For the other genes that were functionally characterized, involvement in fruiting body differentiation could be confirmed. However, for one of the genes, the putative glycolipid 2-alpha-mannosyltransferase SMAC_06770, sterility of the deletion mutant accompanies a severe growth defect. A growth phenotype was also reported for the corresponding S. cerevisiae mutant (Cipollo et al. 2001). The sterility of the S. macrospora deletion strains might therefore not be a specific effect related to development but caused by the overall growth defect.

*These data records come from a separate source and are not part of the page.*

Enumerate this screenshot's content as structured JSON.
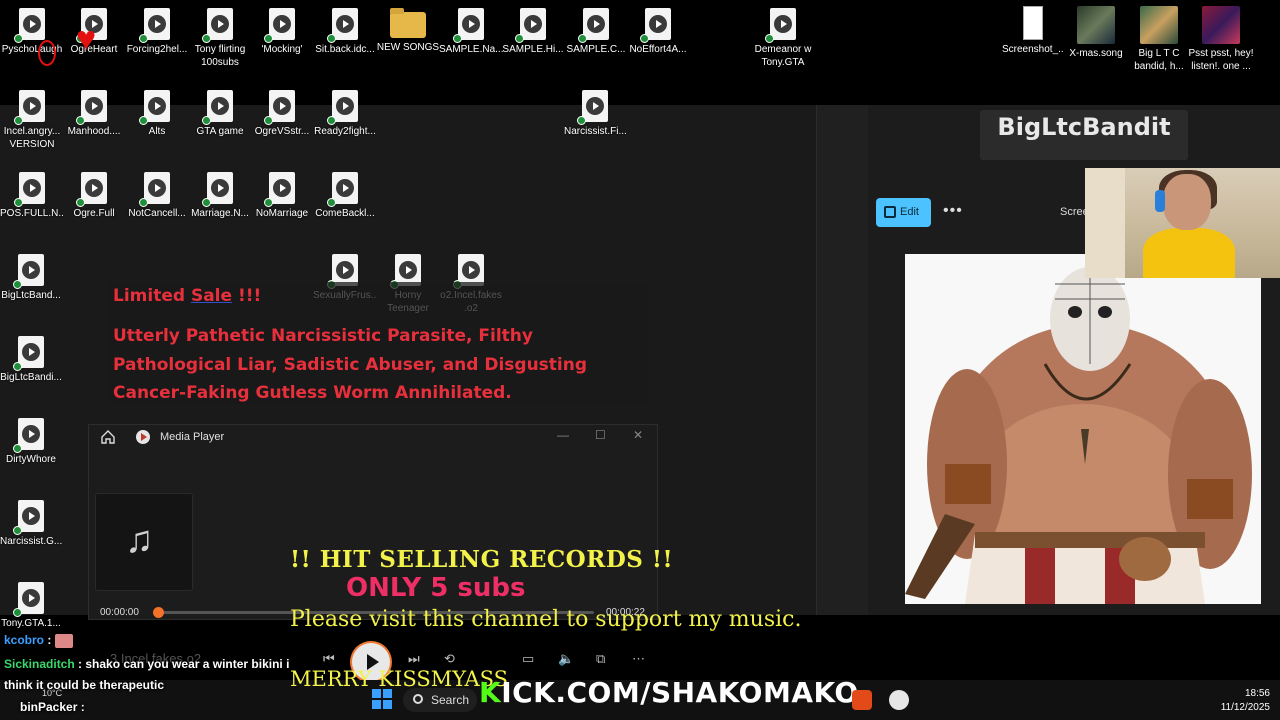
{
  "desktop": {
    "row1": [
      {
        "label": "PyschoLaugh",
        "type": "video"
      },
      {
        "label": "OgreHeart",
        "type": "video"
      },
      {
        "label": "Forcing2hel...",
        "type": "video"
      },
      {
        "label": "Tony flirting\n100subs",
        "type": "video"
      },
      {
        "label": "'Mocking'",
        "type": "video"
      },
      {
        "label": "Sit.back.idc...",
        "type": "video"
      },
      {
        "label": "NEW SONGS",
        "type": "folder"
      },
      {
        "label": "SAMPLE.Na...",
        "type": "video"
      },
      {
        "label": "SAMPLE.Hi...",
        "type": "video"
      },
      {
        "label": "SAMPLE.C...",
        "type": "video"
      },
      {
        "label": "NoEffort4A...",
        "type": "video"
      }
    ],
    "demeanor": "Demeanor w\nTony.GTA",
    "right_icons": [
      {
        "label": "Screenshot_..."
      },
      {
        "label": "X-mas.song"
      },
      {
        "label": "Big L T C\nbandid, h..."
      },
      {
        "label": "Psst psst, hey!\nlisten!. one ..."
      }
    ],
    "row2": [
      {
        "label": "Incel.angry...\nVERSION"
      },
      {
        "label": "Manhood...."
      },
      {
        "label": "Alts"
      },
      {
        "label": "GTA game"
      },
      {
        "label": "OgreVSstr..."
      },
      {
        "label": "Ready2fight..."
      }
    ],
    "narcissist_top": "Narcissist.Fi...",
    "row3": [
      {
        "label": "POS.FULL.N..."
      },
      {
        "label": "Ogre.Full"
      },
      {
        "label": "NotCancell..."
      },
      {
        "label": "Marriage.N..."
      },
      {
        "label": "NoMarriage"
      },
      {
        "label": "ComeBackl..."
      }
    ],
    "row4": [
      {
        "label": "SexuallyFrus..."
      },
      {
        "label": "Horny\nTeenager"
      },
      {
        "label": "o2.Incel.fakes\n.o2"
      }
    ],
    "col1": [
      {
        "label": "BigLtcBand..."
      },
      {
        "label": "BigLtcBandi..."
      },
      {
        "label": "DirtyWhore"
      },
      {
        "label": "Narcissist.G..."
      },
      {
        "label": "Tony.GTA.1..."
      }
    ]
  },
  "sale": {
    "title_a": "Limited ",
    "title_b": "Sale",
    "title_c": " !!!",
    "body": "Utterly Pathetic Narcissistic Parasite, Filthy Pathological Liar, Sadistic Abuser, and Disgusting Cancer-Faking Gutless Worm Annihilated."
  },
  "photos": {
    "brand": "BigLtcBandit",
    "edit_label": "Edit",
    "more_label": "•••",
    "scre_label": "Scree"
  },
  "media_player": {
    "title": "Media Player",
    "time_current": "00:00:00",
    "time_total": "00:00:22",
    "progress": 0.0,
    "faded_title": "3.Incel.fakes.o2",
    "minimize": "—",
    "maximize": "☐",
    "close": "✕"
  },
  "overlay": {
    "hit": "!! HIT SELLING RECORDS !!",
    "only": "ONLY 5 subs",
    "visit": "Please visit this channel to support my music.",
    "merry": "MERRY KISSMYASS"
  },
  "chat": [
    {
      "user": "kcobro",
      "sep": " : ",
      "text": ""
    },
    {
      "user": "Sickinaditch",
      "sep": " : ",
      "text": "shako can you wear a winter bikini i"
    },
    {
      "user": "",
      "sep": "",
      "text": "think it could be therapeutic"
    },
    {
      "user": "binPacker",
      "sep": " : ",
      "text": ""
    }
  ],
  "taskbar": {
    "search": "Search",
    "kick_k": "K",
    "kick_rest": "ICK.COM/SHAKOMAKO",
    "weather": "10°C",
    "time": "18:56",
    "date": "11/12/2025"
  },
  "colors": {
    "accent": "#4cc2ff",
    "kick_green": "#53fc18",
    "sale_red": "#e8303c",
    "overlay_yellow": "#f2f24a",
    "overlay_pink": "#ee2f66"
  }
}
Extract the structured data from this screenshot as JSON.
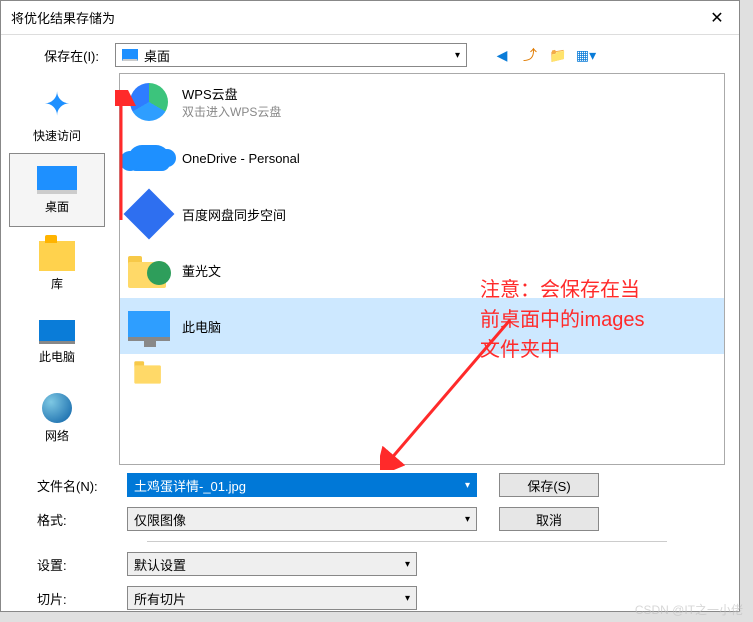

Deletion of the putative chromatin modifier gene scm1 did not result in a developmental phenotype in a single mutant or double mutants with chromatin modifier genes cac2, crc1, and rtt106. However, analysis of all possible triple mutants as well as the quadruple mutant revealed developmental defects ranging from impaired spore formation and discharge to complete lack of perithecia and spore production. While cac2 and rtt106 are homologs to histone H3/H4 chaperones of other eukaryotes, and crc1 is predicted to encode a subunit of the chromatin remodeling complexes RSC or SWI/SNR (Wilson et al. 2006; Avvakumov et al. 2011; Schumacher et al. 2018), the molecular role of scm1 is not yet clear. However, it is unlikely that the four chromatin modifiers act in the same protein complexes or regulatory pathways, therefore the lack of developmental phenotypes in the double mutants might indicate that there is a certain redundancy in the molecular mechanisms priming chromatin for its cellular functions. Another, not mutually exclusive, explanation might be that the chromatin structure needs to be drastically reshaped for successful fruiting body development, and that this restructuring needs most, but not all chromatin-modifying activities to be available. Future experiments using techniques like Hi-C to analyze three-dimensional chromatin organization during development will help to address these hypotheses (Mota-Gómez and Lupiáñez 2019).

The deletion mutant of the gene for the predicted SAGA complex subunit SPT3 is sterile in addition to a mycelial growth defect, and these phenotypes are similar to the spt3 mutant of F. graminearum (Gao et al. 2014). The SAGA complex is a multisubunit transcriptional coactivator that performs multiple functions, e.g., histone modification and interaction with transcriptional activators (Spedale et al. 2012; Helmlinger and Tora 2017). These activities are carried out by distinct modules within the complex, and SPT3 is part of the TBP (TATA-binding protein) binding module (Helmlinger and Tora 2017). The modularity of the complex allows sharing of the modules between SAGA and other complexes (Helmlinger and Tora 2017), and additional studies will be required to address the role of transcriptional coactivator complexes and other chromatin modifiers during sexual development in fungi.